I will try to play with the code a little bit more, but want to firstly create this issue as a quick feedback that the README (or the code?) may not be super consistent with the paper :/

albertqjiang commented 1 year ago

Is this k=3 l=7?

fzyzcjy commented 1 year ago

Here is the command:

CUDA_VISIBLE_DEVICES=2 python -m int_environment.algos.main --combo_path data/benchmark/field --dump /data/jychen/misc/int_code_results/pt_models/ --online --train_sets k\=5_l\=5 --test_sets k\=5_l\=5 --epochs_per_online_dataset 10 --num_probs 1000 --lr 1e-4 --updates 1000000 --transform_gt --degree 0 --seed 0 --epoch_per_case_record 200

Thus I guess it is K=5 L=5

Basically it is the command from README.md but with full names instead of brief names in the command line arguments

And I am using https://github.com/fzyzcjy/INT (code diff: https://github.com/albertqjiang/INT/pull/15/files), but IMHO there is no semantics changes except for some logging etc

albertqjiang commented 1 year ago

Ah I think there could be two issues: (1) I used a larger number of axiom combinations and orders in the paper than shown in the example (otherwise the example would be too slow).

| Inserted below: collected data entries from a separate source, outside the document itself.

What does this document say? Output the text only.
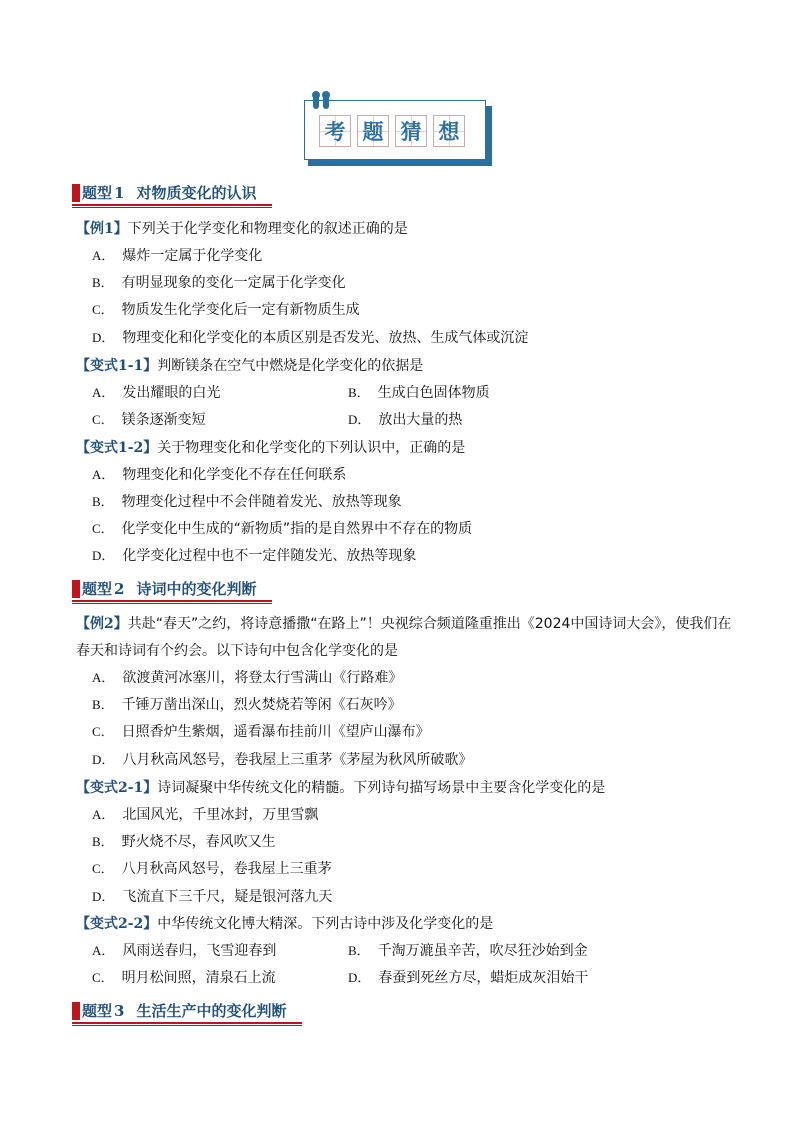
考 题 猜 想
题型 1 对物质变化的认识
【例1】下列关于化学变化和物理变化的叙述正确的是
A． 爆炸一定属于化学变化
B． 有明显现象的变化一定属于化学变化
C． 物质发生化学变化后一定有新物质生成
D． 物理变化和化学变化的本质区别是否发光、放热、生成气体或沉淀
【变式1-1】判断镁条在空气中燃烧是化学变化的依据是
A． 发出耀眼的白光	B． 生成白色固体物质
C． 镁条逐渐变短	D． 放出大量的热
【变式1-2】关于物理变化和化学变化的下列认识中，正确的是
A． 物理变化和化学变化不存在任何联系
B． 物理变化过程中不会伴随着发光、放热等现象
C． 化学变化中生成的“新物质”指的是自然界中不存在的物质
D． 化学变化过程中也不一定伴随发光、放热等现象
题型 2 诗词中的变化判断
【例2】共赴“春天”之约，将诗意播撒“在路上”！央视综合频道隆重推出《2024中国诗词大会》，使我们在
春天和诗词有个约会。以下诗句中包含化学变化的是
A． 欲渡黄河冰塞川，将登太行雪满山《行路难》
B． 千锤万凿出深山，烈火焚烧若等闲《石灰吟》
C． 日照香炉生紫烟，遥看瀑布挂前川《望庐山瀑布》
D． 八月秋高风怒号，卷我屋上三重茅《茅屋为秋风所破歌》
【变式2-1】诗词凝聚中华传统文化的精髓。下列诗句描写场景中主要含化学变化的是
A． 北国风光，千里冰封，万里雪飘
B． 野火烧不尽，春风吹又生
C． 八月秋高风怒号，卷我屋上三重茅
D． 飞流直下三千尺，疑是银河落九天
【变式2-2】中华传统文化博大精深。下列古诗中涉及化学变化的是
A． 风雨送春归，飞雪迎春到	B． 千淘万漉虽辛苦，吹尽狂沙始到金
C． 明月松间照，清泉石上流	D． 春蚕到死丝方尽，蜡炬成灰泪始干
题型 3 生活生产中的变化判断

(2) Figure 2 should be for both equalities and inequalities. Therefore one needs to generate ordered_field axiom combos and orders.

i.e., when generating the axiom combinations and orders, try python -m int_environment.data_generation.combos_and_orders --combo_path data/benchmark/ordered_field --max_k 5 --max_l 5 --trial 1000000. This should take ~20 mins if memory serves.

fzyzcjy commented 1 year ago

Thank you for the information!

So I will try the following commands and report results after it is finished :)

python -m int_environment.data_generation.combos_and_orders --combo_path /data/jychen/misc/int_code_results/data_benchmark_k5_l5/ordered_field --max_k 5 --max_l 5 --trial 1000000

CUDA_VISIBLE_DEVICES=2 python -m int_environment.algos.main --combo_path /data/jychen/misc/int_code_results/data_benchmark_k5_l5/ordered_field --dump /data/jychen/misc/int_code_results/pt_models/ --online --train_sets k\=5_l\=5 --test_sets k\=5_l\=5 --epochs_per_online_dataset 10 --num_probs 1000 --lr 1e-4 --updates 1000000 --transform_gt --degree 0 --seed 0 --epoch_per_case_record 200 | tee /data/jychen/misc/int_code_results/logs/$(date +%s).log
fzyzcjy commented 1 year ago

In addition, I would appreciate it if I could know how to reproduce the "Transformer" results? IMHO the readme does not mention any commands to train a transformer or seq2seq model (except for data generation).

venom12138 commented 1 year ago

@fzyzcjy Hi, do you know how to reproduce the transformer result now? I'm also interested in it.

fzyzcjy commented 1 year ago

@venom12138 Hi, I did not reproduce it either, and later tried other papers.